Répartition des aides aux labels et réseaux
dans le domaine du spectacle vivant en 2017

Source : commission des finances, d'après les données de la Cour des Comptes

L'octroi de 16,5 millions d'euros de mesures nouvelles en faveur des structures labellisées prévues par le présent projet de loi de finances peut susciter, à cet égard, quelques interrogations. L'objectif affiché consiste à permettre la préservation de marges artistiques (soit la part des budgets dédiée à la création), via une consolidation des budgets. L'intention est louable. Elle ne présume pas pour autant d'une réflexion sur la pertinence de l'action de l'État en faveur de la création dans les territoires et pourrait s'apparenter à un renouvellement automatique des aides habituellement versées, à l'image d'une dépense de guichet. Les rapporteurs spéciaux peinent ainsi à déceler une véritable stratégie, alors que les inégalités entre territoires sont parfois criantes : 36 départements sont ainsi dépourvus d'une scène nationale.
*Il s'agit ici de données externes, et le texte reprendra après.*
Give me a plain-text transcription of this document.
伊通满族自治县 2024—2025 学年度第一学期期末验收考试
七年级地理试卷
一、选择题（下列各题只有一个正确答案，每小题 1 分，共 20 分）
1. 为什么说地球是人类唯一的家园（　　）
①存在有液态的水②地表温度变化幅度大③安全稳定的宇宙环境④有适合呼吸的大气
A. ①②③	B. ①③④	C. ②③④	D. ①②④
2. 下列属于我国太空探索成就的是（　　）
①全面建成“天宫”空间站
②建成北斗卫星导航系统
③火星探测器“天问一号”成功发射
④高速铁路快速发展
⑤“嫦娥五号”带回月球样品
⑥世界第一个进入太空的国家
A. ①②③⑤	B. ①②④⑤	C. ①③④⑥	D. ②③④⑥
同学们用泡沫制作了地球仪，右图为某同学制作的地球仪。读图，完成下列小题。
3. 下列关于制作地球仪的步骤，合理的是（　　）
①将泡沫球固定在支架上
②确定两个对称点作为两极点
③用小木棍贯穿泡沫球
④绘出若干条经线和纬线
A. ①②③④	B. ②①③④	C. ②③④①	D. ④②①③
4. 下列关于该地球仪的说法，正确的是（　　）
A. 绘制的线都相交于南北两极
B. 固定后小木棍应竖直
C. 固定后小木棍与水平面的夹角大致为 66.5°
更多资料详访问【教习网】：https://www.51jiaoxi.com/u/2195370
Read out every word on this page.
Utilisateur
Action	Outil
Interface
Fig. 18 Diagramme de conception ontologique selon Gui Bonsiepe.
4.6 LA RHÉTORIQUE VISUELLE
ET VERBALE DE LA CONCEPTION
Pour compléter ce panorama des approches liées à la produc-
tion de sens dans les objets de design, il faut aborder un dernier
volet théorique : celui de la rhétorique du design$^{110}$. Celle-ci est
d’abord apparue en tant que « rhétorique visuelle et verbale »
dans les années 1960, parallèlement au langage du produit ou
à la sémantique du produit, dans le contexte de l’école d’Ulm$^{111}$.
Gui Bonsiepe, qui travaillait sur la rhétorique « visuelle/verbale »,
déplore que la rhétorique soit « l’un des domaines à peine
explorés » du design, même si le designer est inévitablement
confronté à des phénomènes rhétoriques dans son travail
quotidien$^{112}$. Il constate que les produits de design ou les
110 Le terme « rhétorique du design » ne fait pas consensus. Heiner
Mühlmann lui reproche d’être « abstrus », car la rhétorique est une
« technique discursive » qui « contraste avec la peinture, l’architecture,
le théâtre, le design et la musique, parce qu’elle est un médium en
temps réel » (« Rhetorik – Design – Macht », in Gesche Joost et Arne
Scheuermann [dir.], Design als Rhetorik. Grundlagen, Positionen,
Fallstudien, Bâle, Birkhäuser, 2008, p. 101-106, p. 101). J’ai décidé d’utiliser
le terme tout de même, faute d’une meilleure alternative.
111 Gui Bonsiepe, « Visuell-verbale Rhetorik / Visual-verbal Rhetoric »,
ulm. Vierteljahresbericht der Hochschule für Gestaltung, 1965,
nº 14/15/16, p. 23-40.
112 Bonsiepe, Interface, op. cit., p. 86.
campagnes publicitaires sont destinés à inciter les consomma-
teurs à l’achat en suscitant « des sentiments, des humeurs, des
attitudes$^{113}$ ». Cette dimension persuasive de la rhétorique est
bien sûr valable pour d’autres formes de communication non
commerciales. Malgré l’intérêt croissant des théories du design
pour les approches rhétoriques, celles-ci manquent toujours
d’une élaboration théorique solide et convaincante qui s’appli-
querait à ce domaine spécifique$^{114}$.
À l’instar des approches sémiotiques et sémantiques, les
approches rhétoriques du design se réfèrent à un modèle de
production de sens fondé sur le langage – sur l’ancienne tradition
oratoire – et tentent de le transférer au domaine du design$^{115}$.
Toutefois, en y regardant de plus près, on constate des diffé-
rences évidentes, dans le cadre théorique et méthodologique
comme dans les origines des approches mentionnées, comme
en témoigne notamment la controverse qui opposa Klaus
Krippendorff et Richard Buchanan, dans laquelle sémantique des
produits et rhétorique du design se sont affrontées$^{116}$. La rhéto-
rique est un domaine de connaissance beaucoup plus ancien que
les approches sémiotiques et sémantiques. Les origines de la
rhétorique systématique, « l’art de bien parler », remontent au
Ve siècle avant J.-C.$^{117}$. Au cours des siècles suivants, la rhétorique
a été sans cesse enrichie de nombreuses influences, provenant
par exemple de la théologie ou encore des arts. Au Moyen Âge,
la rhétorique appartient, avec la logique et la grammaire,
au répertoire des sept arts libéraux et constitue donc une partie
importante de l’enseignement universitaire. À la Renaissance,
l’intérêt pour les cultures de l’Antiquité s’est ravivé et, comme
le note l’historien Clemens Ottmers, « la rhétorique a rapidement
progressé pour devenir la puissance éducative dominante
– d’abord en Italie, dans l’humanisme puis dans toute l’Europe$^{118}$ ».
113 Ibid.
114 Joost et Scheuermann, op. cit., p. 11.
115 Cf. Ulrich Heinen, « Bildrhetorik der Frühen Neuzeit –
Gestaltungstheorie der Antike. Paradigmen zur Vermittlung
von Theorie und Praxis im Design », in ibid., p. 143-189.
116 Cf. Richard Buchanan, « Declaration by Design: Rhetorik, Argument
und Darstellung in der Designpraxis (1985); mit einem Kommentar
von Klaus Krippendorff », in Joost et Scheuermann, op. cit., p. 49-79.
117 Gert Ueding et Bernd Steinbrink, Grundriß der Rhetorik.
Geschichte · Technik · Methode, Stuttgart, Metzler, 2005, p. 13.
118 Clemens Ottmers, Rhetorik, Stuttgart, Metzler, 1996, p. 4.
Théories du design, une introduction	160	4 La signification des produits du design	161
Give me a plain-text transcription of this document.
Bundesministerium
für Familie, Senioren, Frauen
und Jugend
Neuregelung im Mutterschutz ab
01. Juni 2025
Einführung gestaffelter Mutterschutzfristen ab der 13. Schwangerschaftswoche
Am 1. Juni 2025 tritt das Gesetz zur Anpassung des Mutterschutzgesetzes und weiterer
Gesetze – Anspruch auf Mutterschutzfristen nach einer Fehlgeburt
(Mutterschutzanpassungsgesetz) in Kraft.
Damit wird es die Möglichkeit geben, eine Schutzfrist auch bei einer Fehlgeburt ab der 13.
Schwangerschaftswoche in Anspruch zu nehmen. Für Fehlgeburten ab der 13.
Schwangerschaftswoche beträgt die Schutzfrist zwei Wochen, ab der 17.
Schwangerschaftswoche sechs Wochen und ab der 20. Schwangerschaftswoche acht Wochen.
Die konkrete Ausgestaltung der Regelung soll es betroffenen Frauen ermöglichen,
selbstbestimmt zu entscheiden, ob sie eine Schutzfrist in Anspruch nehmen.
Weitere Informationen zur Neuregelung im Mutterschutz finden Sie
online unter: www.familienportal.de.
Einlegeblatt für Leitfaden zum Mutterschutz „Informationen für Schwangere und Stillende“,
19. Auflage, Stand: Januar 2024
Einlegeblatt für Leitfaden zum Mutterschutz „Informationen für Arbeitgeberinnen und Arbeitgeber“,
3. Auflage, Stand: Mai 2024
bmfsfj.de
Labels financés par le programme 131 en 2022

Source : commission des finances, d'après les réponses au questionnaire budgétaire

Dans son rapport, la Cour des comptes rejoint par ailleurs le constat réalisé par la commission des finances du Sénat en 2018 s'agissant des directions régionales des affaires culturelles (DRAC) 6 ( * ) . Dans son rapport de contrôle budgétaire, celle-ci avait mis en avant deux nécessités :

- celle de confier un véritable pilotage stratégique aux DRAC, notamment en ce qui concerne la gestion du programme 131 ;

- celle de moderniser les outils informatiques dévolus à ces directions ainsi qu'à la direction générale à la création artistique en vue de disposer d'une appréciation plus fine de la situation des établissements subventionnés et d'évaluer plus précisément l'efficience des financements accordés.

La Cour constate, s'agissant des outils informatiques (logiciels Etnos et SIL dédiées à la collecte des chiffres de fréquentation et de données financières), que leur déploiement n'a pas totalement abouti. En ce qui concerne les DRAC, elle note que la déconcentration des crédits n'a pas été accompagnée de marges de manoeuvre supplémentaires, l'interlocuteur clé pour les artistes restant le ministère.

Un changement de paradigme apparaîtrait dans ces conditions opportun, via une rationalisation des objectifs et une réorientation des financements.


* 5 Cour des comptes, Le soutien du ministère de la culture au spectacle vivant, Rapport public thématique, mai 2022.

* 6 Projet de loi de finances pour 2019 : Mission Culture, Rapport général n° 147 (2018-2019) de MM. Vincent Éblé et Julien Bargeton, au nom de la commission des finances - 22 novembre 2018.